That's an odd thing to say, since you were griping that consensus and authority are meaningless a few posts ago. But now you want me to value the consensus and authority of... political appointees?
Anyway, some light reading:
I never said consensus is meaningless, I said your version of scientific "consensus" is meaningless because that's not an actual consensus (hence why I always put it in quotes). It's a consensus of scientists that agree with you while ignoring the ones that don't, thus it's not a consensus. You think scientists aren't appointed in some manner or work on studies where there's no influence for a specific result or conflict of interests? Regardless of whether the Supreme Court justices are politically appointed, are they not actual judges or not experts in law? You're acting like the Supreme Court is a kangaroo court.

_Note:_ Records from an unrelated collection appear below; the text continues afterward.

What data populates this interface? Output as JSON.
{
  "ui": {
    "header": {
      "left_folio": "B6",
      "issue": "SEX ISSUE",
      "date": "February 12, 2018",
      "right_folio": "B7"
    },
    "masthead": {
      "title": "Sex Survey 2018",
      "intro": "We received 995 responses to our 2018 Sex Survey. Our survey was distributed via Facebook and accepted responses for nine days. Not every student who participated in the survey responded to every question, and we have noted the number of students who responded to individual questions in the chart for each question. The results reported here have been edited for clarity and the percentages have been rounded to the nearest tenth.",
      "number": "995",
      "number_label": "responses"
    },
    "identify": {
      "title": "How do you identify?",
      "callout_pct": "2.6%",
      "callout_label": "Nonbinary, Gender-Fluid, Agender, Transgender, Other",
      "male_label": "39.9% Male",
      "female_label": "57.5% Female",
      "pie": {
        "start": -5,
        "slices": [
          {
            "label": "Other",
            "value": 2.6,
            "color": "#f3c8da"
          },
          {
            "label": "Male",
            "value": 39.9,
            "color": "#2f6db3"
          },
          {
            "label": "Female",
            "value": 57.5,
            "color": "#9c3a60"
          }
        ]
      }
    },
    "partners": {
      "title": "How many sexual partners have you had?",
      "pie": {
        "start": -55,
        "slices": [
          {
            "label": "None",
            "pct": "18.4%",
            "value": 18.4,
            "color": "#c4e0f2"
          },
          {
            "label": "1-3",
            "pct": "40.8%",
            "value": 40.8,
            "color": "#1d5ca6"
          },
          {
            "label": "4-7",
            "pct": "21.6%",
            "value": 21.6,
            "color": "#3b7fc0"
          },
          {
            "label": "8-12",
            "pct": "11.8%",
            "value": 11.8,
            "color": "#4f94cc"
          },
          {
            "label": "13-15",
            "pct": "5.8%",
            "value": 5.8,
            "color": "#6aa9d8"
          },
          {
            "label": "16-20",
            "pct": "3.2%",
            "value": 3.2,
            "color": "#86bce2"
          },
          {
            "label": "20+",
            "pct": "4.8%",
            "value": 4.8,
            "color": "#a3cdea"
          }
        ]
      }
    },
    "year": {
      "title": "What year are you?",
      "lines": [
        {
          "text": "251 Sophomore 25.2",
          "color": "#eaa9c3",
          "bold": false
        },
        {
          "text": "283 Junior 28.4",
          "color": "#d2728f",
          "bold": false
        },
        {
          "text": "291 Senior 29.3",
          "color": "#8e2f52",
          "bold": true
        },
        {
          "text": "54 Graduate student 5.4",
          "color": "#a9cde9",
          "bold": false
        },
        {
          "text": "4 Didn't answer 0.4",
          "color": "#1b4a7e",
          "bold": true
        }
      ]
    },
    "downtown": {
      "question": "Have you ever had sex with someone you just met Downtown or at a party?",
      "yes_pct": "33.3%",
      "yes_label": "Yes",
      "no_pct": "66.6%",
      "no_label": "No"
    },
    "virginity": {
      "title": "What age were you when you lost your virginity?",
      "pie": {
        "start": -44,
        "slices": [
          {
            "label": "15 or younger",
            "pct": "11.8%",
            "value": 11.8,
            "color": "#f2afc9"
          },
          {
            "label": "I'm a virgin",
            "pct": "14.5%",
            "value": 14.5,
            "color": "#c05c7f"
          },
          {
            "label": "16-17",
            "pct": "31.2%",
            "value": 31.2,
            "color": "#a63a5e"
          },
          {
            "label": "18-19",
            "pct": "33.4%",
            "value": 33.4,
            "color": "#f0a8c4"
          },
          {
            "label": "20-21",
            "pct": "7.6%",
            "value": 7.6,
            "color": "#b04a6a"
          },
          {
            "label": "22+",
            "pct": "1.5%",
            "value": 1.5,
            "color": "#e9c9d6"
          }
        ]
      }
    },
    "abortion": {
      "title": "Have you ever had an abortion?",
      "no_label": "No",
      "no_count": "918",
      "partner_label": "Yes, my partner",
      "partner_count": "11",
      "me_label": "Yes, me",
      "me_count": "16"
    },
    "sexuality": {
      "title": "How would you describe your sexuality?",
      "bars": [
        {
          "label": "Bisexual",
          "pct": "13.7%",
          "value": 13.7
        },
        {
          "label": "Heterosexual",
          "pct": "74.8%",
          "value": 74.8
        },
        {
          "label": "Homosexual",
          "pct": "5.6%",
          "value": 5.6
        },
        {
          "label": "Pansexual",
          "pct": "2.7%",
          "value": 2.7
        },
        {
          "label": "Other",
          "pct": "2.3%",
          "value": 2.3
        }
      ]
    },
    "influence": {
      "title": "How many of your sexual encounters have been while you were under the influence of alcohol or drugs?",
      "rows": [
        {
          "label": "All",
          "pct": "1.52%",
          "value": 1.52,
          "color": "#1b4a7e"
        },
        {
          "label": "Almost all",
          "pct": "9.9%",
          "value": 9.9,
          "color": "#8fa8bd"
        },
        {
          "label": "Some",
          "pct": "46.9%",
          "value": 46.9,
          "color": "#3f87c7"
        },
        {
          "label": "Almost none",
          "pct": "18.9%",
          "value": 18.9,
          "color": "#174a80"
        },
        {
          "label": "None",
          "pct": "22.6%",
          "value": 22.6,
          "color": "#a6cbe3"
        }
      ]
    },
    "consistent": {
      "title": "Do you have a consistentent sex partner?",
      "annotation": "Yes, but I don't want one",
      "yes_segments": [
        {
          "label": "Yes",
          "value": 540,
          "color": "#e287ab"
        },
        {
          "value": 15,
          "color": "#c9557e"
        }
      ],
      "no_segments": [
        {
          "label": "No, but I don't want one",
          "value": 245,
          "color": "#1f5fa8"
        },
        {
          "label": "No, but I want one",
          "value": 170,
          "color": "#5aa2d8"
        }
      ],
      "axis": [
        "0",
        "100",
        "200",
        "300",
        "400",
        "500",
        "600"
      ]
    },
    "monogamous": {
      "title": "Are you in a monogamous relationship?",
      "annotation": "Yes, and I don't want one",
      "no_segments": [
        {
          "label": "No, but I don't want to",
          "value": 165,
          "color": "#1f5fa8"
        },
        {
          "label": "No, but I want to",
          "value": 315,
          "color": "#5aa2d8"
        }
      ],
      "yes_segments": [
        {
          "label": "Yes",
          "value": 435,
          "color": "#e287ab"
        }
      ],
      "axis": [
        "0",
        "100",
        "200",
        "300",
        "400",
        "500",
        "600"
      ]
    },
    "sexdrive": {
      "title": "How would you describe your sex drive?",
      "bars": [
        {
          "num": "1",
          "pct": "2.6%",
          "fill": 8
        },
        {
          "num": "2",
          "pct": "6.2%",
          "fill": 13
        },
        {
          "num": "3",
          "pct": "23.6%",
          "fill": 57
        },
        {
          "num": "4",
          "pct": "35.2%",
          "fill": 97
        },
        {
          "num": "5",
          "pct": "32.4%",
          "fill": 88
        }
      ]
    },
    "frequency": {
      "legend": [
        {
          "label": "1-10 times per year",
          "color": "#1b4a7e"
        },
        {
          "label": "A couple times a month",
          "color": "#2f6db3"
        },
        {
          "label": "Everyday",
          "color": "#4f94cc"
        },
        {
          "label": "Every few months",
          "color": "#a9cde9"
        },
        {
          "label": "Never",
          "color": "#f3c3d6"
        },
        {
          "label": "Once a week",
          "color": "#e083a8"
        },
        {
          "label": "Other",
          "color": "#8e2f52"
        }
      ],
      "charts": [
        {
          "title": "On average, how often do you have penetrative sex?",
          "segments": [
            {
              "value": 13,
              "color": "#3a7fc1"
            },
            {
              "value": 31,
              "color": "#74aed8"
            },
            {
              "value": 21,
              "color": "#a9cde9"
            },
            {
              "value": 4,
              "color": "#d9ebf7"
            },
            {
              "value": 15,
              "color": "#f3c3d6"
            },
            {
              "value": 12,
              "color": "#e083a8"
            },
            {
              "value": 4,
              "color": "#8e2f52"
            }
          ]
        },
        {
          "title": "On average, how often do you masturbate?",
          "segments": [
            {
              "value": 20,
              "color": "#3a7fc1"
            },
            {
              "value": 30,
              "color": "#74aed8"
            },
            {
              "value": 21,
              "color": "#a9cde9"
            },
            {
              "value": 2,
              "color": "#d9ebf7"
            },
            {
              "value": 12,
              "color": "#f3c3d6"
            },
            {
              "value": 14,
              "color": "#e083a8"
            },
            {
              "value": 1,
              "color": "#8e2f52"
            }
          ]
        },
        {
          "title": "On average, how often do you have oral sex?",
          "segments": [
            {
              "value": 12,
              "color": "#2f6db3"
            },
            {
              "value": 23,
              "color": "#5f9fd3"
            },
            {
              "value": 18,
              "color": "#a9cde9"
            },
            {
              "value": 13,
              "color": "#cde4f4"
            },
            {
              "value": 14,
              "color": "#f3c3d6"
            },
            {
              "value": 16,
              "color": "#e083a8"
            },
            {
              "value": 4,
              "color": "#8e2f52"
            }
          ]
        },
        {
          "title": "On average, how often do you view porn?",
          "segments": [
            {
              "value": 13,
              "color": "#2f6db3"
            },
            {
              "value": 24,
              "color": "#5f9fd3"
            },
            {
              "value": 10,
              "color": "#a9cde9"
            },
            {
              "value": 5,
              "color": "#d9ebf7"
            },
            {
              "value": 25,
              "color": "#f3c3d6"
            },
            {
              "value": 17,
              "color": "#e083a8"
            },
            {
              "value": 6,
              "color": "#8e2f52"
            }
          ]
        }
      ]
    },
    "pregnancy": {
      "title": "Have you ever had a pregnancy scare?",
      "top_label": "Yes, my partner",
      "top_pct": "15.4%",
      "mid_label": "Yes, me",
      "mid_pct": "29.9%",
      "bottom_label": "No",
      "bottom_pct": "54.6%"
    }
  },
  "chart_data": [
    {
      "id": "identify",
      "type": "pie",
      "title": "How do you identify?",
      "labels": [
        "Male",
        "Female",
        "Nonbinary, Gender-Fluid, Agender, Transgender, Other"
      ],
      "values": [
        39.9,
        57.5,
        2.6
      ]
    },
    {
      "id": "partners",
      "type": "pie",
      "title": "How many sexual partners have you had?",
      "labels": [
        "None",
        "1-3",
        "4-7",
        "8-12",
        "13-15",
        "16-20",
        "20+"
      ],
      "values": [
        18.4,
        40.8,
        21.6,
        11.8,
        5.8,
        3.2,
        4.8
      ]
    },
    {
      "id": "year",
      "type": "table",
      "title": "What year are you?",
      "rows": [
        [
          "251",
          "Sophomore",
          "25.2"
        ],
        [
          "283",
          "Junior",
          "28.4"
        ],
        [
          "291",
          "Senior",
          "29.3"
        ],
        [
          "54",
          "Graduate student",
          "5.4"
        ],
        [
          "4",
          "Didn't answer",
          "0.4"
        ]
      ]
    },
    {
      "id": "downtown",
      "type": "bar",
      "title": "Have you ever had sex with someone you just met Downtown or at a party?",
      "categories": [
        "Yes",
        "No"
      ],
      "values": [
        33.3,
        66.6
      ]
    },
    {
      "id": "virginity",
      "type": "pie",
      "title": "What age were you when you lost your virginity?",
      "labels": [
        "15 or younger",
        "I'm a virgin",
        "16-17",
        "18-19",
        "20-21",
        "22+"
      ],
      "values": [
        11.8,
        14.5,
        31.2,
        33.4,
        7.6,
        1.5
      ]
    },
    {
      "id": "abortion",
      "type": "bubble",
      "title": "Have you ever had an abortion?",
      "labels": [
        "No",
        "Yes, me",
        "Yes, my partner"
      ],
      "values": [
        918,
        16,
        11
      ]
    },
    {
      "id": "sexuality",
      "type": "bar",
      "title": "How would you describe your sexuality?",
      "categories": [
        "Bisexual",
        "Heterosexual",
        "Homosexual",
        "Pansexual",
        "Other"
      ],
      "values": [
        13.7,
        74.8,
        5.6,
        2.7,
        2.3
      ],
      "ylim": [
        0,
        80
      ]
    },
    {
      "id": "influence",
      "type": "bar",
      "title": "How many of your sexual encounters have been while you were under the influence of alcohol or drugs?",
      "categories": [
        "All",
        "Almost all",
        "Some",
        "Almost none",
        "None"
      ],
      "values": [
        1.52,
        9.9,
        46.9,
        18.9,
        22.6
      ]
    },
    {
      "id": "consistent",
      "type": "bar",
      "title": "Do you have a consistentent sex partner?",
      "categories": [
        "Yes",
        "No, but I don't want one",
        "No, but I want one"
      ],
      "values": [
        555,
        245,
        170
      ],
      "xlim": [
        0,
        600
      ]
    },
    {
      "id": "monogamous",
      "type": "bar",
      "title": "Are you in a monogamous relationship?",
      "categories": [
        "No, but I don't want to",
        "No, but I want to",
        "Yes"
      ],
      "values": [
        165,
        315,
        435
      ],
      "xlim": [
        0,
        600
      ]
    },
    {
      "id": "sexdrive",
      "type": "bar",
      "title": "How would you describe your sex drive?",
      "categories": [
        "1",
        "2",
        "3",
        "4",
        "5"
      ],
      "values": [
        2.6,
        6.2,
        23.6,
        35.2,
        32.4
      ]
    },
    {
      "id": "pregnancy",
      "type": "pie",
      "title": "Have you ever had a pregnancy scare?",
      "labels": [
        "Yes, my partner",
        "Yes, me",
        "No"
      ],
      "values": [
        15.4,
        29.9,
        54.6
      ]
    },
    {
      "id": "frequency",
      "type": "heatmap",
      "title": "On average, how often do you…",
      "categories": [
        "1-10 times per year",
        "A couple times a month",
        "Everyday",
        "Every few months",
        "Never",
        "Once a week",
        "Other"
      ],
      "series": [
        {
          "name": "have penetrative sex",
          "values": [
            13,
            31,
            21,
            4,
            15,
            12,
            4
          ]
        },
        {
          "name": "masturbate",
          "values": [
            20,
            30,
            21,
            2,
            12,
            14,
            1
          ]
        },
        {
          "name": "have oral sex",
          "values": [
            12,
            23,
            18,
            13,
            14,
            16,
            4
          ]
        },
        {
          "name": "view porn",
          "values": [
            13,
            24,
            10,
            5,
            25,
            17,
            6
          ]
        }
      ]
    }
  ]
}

Do you not get basic legal framework (the very thing you accused me of)? States have election powers and all but not in deciding a federal law. You can't have states interpreting a federal law differently from one another, it's just basic logic. For example, if there was a presidential candidate that was 34 years old right now that turns 35 right on Inauguration Day, you can't have some states saying they must be 35 on the date of the election while other states allow them to be on the ballot since when they would be president if they win, they'd be 35. That would be a federal decision, not a state decision. Same thing with the Trump ballot case. Hence, why both right and left leaning judges all agreed, there's no other way to interpret that law. Just because cases get overturned doesn't mean the Supreme Court just does what they want and disregards law, there's grey areas in law just like anything else and different interpretations of said law as well.
If you can't admit you were objectively wrong on the Trump ballot case, then there's literally no point in discussing anything with you.